Mars hangs above a water silo aglow with lights from the school, a band of auroral light seeming to shoot from the silo like flames. (Click on photos for larger images.)
No photo – and certainly not our first attempts – can do justice to a northern sky on fire and dancing with the eerie green and purple glow of an Aurora Borealis. On this night 200 miles above the Arctic Circle, temperatures were an icy negative 10, pushed even lower by a steady breeze. As the sun sank below the frozen sea to the west, the full moon emerged in the east, close to Earth and huge, the color of a blood orange, hanging on the horizon.

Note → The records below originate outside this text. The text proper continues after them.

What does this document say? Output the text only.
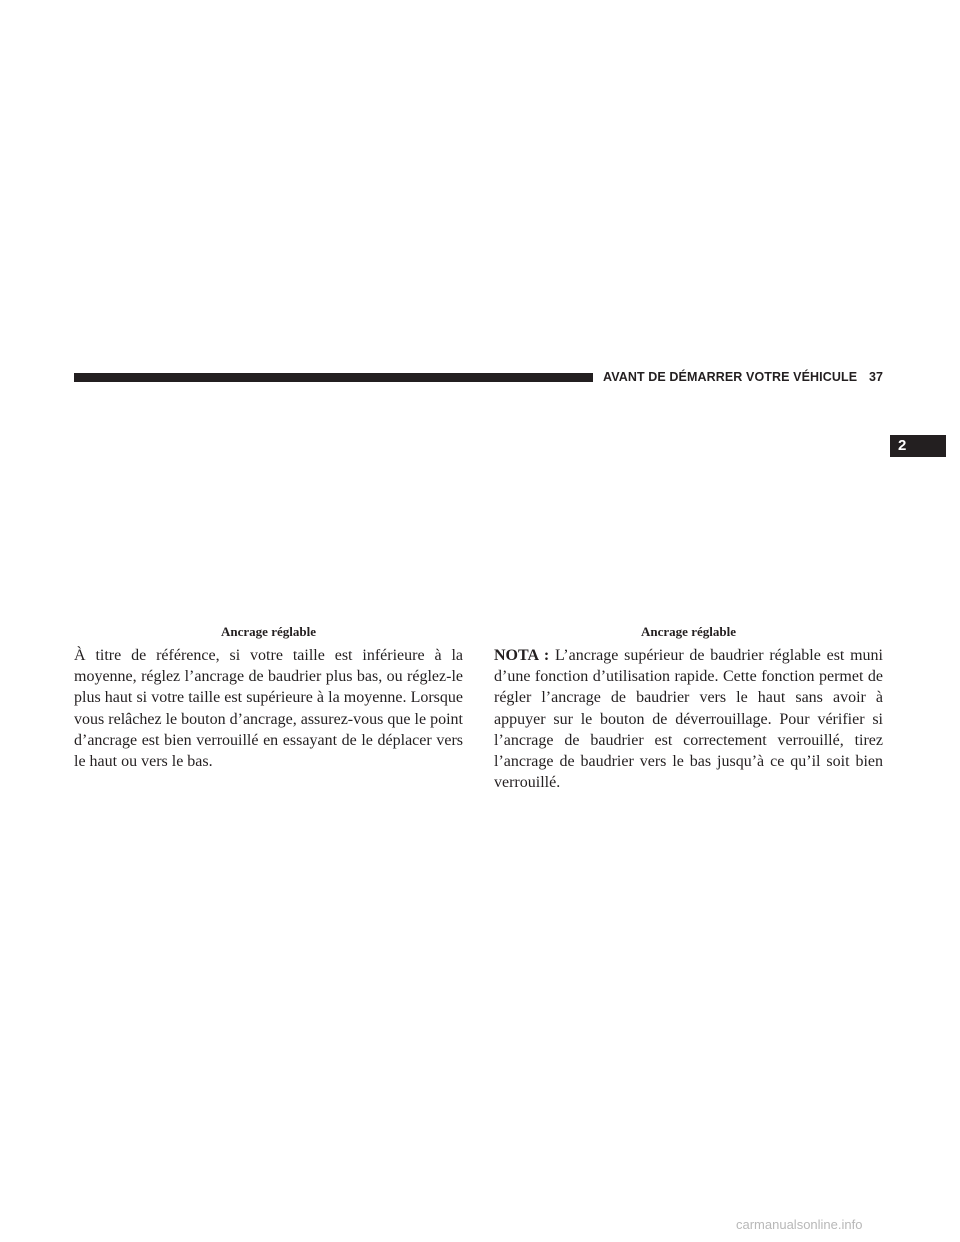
AVANT DE DÉMARRER VOTRE VÉHICULE 37
2
Ancrage réglable	Ancrage réglable
À titre de référence, si votre taille est inférieure à la moyenne, réglez l’ancrage de baudrier plus bas, ou réglez-le plus haut si votre taille est supérieure à la moyenne. Lorsque vous relâchez le bouton d’ancrage, assurez-vous que le point d’ancrage est bien verrouillé en essayant de le déplacer vers le haut ou vers le bas.
NOTA : L’ancrage supérieur de baudrier réglable est muni d’une fonction d’utilisation rapide. Cette fonction permet de régler l’ancrage de baudrier vers le haut sans avoir à appuyer sur le bouton de déverrouillage. Pour vérifier si l’ancrage de baudrier est correctement verrouillé, tirez l’ancrage de baudrier vers le bas jusqu’à ce qu’il soit bien verrouillé.
carmanualsonline.info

Jupiter and Venus were aligned, Mars glowed red as an ember against the black sky and Orion’s belt burned bright. Washing over it all was a breathtaking display of slowly moving green bands, some of them edged in purple, some of them jagged and electric, the band on the northern horizon streaked with pink mixed in with the green.

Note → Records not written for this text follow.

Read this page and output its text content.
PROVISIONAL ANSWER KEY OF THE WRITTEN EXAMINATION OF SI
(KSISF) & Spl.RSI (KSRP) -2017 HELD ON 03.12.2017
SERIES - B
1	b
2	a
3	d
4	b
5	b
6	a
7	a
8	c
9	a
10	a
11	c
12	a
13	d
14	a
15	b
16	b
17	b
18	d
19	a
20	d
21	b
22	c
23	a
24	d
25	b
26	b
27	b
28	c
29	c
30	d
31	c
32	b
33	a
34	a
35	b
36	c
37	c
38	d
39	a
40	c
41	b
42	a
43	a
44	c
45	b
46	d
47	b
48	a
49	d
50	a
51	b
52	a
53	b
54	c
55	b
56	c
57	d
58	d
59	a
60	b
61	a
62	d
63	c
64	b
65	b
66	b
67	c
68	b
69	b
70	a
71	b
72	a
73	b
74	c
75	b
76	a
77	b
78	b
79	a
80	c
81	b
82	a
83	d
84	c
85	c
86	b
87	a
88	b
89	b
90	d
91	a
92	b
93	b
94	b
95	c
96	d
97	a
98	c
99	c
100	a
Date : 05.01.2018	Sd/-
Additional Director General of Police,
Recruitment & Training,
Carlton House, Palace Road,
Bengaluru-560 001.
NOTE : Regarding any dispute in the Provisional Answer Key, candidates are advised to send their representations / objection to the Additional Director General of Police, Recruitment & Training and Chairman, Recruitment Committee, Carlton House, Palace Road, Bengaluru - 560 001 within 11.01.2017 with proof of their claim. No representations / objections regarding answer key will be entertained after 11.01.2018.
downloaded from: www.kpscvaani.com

It’s not uncommon to see a bit of faint green or greenish yellow in the night sky up here. But what we were seeing on this night was of a different magnitude – a rare event tracing back to a spike in activity on the Sun a a few days ago. We made a few quick phone calls to friends. “Go outside and look up!” Meanwhile we got our camera and gear together, realizing, suddenly, that we weren’t sure how to capture any of this. We met one of our friends in front of the school and walked with her toward the lagoon on the north side of town, away from the lights. In every direction, from horizon to horizon and straight overhead, what we saw stunned us. “This is amazing,” we kept repeating.
Note the three aligned stars of Orion’s belt to the left.
By the time we got our camera figured out, our fingers hurt with cold and the peak of the lights was past. But we still got some photos. A large part of photography is capturing light, and this was a quest for capturing light on a sublime scale.
Fireworks over the Columbia River while sharing a bottle of wine from a balcony at my apartment in Astoria, Oregon, tumblers of Scotch and a sky so impossibly filled with stars we felt like the deck of our mountain cabin in Yosemite was sailing through the Milky Way, a full moon hanging over a becalmed ocean on Prince William Sound with not another boat on the water, a campfire, mesmerizing, at our tent site at Oregon’s Sunset Bay State Park… night skies to come in remote anchorages on the Pacific… Our lives are filled with light.